My interpretation of the changelog is that a new, not required, input has been added and a user may specify a tag name if upload-assets: true. And setting upload-assets: ${{ github.event_name == 'release' }} is not equal to upload-assets: true.

[asraa]

Yes, I think there's a compatibility issue where previously the push events would ignore uploading assets (sort of by accident), and here it's now implicitly expected to have been uploaded.

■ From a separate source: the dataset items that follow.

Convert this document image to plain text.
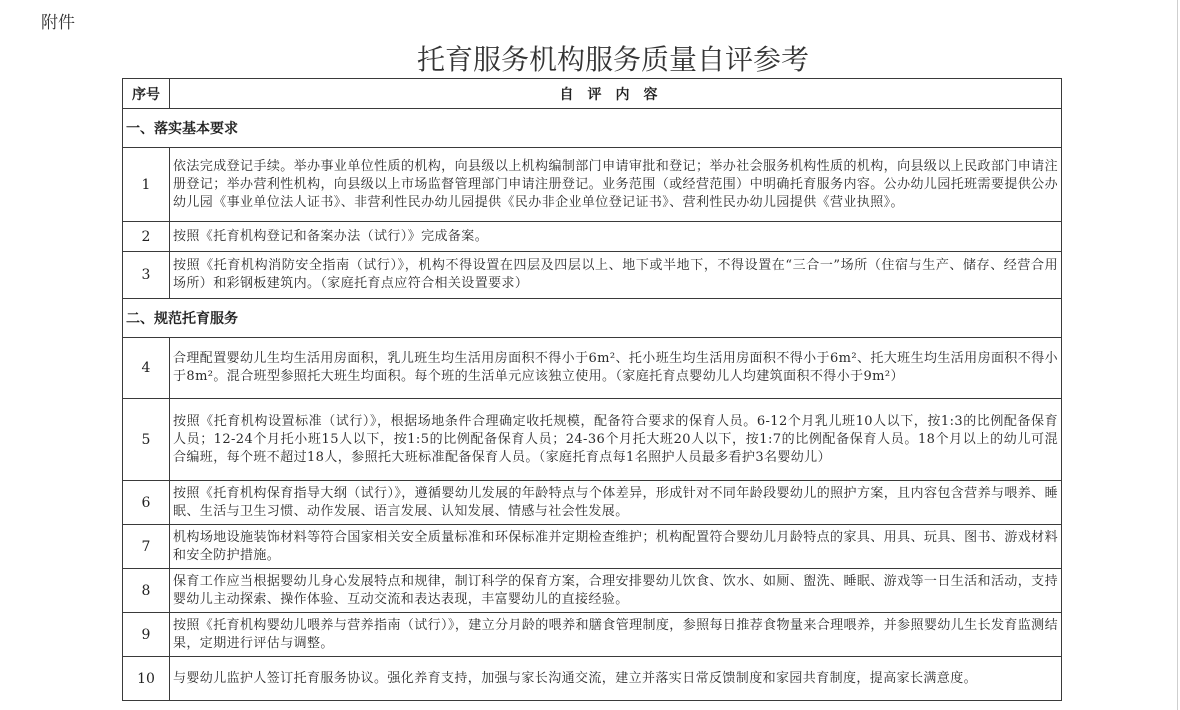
附件
托育服务机构服务质量自评参考
序号	自评内容
一、落实基本要求	
1	依法完成登记手续。举办事业单位性质的机构，向县级以上机构编制部门申请审批和登记；举办社会服务机构性质的机构，向县级以上民政部门申请注册登记；举办营利性机构，向县级以上市场监督管理部门申请注册登记。业务范围（或经营范围）中明确托育服务内容。公办幼儿园托班需要提供公办幼儿园《事业单位法人证书》、非营利性民办幼儿园提供《民办非企业单位登记证书》、营利性民办幼儿园提供《营业执照》。
2	按照《托育机构登记和备案办法（试行）》完成备案。
3	按照《托育机构消防安全指南（试行）》，机构不得设置在四层及四层以上、地下或半地下，不得设置在“三合一”场所（住宿与生产、储存、经营合用场所）和彩钢板建筑内。（家庭托育点应符合相关设置要求）
二、规范托育服务	
4	合理配置婴幼儿生均生活用房面积，乳儿班生均生活用房面积不得小于6m²、托小班生均生活用房面积不得小于6m²、托大班生均生活用房面积不得小于8m²。混合班型参照托大班生均面积。每个班的生活单元应该独立使用。（家庭托育点婴幼儿人均建筑面积不得小于9m²）
5	按照《托育机构设置标准（试行）》，根据场地条件合理确定收托规模，配备符合要求的保育人员。6-12个月乳儿班10人以下，按1:3的比例配备保育人员；12-24个月托小班15人以下，按1:5的比例配备保育人员；24-36个月托大班20人以下，按1:7的比例配备保育人员。18个月以上的幼儿可混合编班，每个班不超过18人，参照托大班标准配备保育人员。（家庭托育点每1名照护人员最多看护3名婴幼儿）
6	按照《托育机构保育指导大纲（试行）》，遵循婴幼儿发展的年龄特点与个体差异，形成针对不同年龄段婴幼儿的照护方案，且内容包含营养与喂养、睡眠、生活与卫生习惯、动作发展、语言发展、认知发展、情感与社会性发展。
7	机构场地设施装饰材料等符合国家相关安全质量标准和环保标准并定期检查维护；机构配置符合婴幼儿月龄特点的家具、用具、玩具、图书、游戏材料和安全防护措施。
8	保育工作应当根据婴幼儿身心发展特点和规律，制订科学的保育方案，合理安排婴幼儿饮食、饮水、如厕、盥洗、睡眠、游戏等一日生活和活动，支持婴幼儿主动探索、操作体验、互动交流和表达表现，丰富婴幼儿的直接经验。
9	按照《托育机构婴幼儿喂养与营养指南（试行）》，建立分月龄的喂养和膳食管理制度，参照每日推荐食物量来合理喂养，并参照婴幼儿生长发育监测结果，定期进行评估与调整。
10	与婴幼儿监护人签订托育服务协议。强化养育支持，加强与家长沟通交流，建立并落实日常反馈制度和家园共育制度，提高家长满意度。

IMO the best fix is to push a patch release fixing via something I proposed above and to issue a workaround via Laurent's comment for using 1.5.0

[laurentsimon]

Seems like the only viable option to avoid breaking folks.

[behnazh-w]

I had a similar confusion regarding upload-assets. To begin with, setting it to true does not make sense when there is no draft release. But if there is one, and and upload-tag-name is set, then upload-assets: true would be meaningful even when the workflow is triggered via push.

First, I think the documentation needs to improve regarding upload-assets and different events. But the next question is if the upload fails in this case (push event), should the whole workflow fail or pass (with @asraa 's proposed fix)?

[ianlewis]

@ianlewis Should

slsa-github-generator/.github/workflows/generator_generic_slsa3.yml

Line 215 in 0c6b749

if: inputs.upload-assets == true

also check that it was triggered on a new tag or with a tag name?

Yeah, I think that's right. upload-assets: true was previously ignored if the workflow was not triggered by a release/tag so we will need to preserve that functionality to be backwards compatible.

[ianlewis]

I'll do the following for this issue

1. add a known issue to the doc for 1.5.0 (docs: Add known issue for #1702 #1733)
2. Fix generic generator to ignore upload-assets if the workflow was not triggered by a release/tag. (fix: Don't try to upload assets without a tag name #1712)
3. Add e2e regression test for upload-assets (https://github.com/slsa-framework/example-package/blob/7397f27b43ba30752bfc6ac0ff038dc6336dd1af/.github/workflows/e2e.generic.push.main.upload-tag-name.slsa3.yml)

[laurentsimon]

Fix generic generator to ignore upload-assets if the workflow was not triggered by a release/tag.

On other triggers: in addition to testing if tag-name is set, should we check that upload-assets is true still?

[ianlewis]

Fix generic generator to ignore upload-assets if the workflow was not triggered by a release/tag.

On other triggers: in addition to testing if tag-name is set, should we check that upload-assets is true still?

Right, I wasn't clear. We won't try to upload assets to a release unless there is a tag name and upload-assets is true.

[ianlewis]

I've fixed this and added tests. It will be released in v1.5.1 soon.

[konstruktoid]

Does https://github.com/slsa-framework/slsa-github-generator/pull/1733/files#diff-16f6a396627c41a481fce367ef13571a35d92d30d9d470b7d9956c0c49cf9a6bR1280-R1281 mean that upload-tag-name isn't dynamic?

Wouldn't this make more sense?

upload-assets: true
upload-tag-name: ${{ startsWith(github.ref, 'refs/tags/') }}

[ianlewis]

Does https://github.com/slsa-framework/slsa-github-generator/pull/1733/files#diff-16f6a396627c41a481fce367ef13571a35d92d30d9d470b7d9956c0c49cf9a6bR1280-R1281 mean that upload-tag-name isn't dynamic?

Wouldn't this make more sense?

upload-tag-name is a string input that allows you to specify the tag name yourself. If you don't specify it, the tag that was pushed is used (i.e. github.ref) IIUC, it's for uploading to releases like nightly releases that are done using a schedule rather than being triggered by pushing a tag.

Probably the example I wrote there could have been better, something like:

upload-assets: true
upload-tag-name: "nightly"

It's roughly equivalent to the tag_name input on the softprops/action-gh-release action.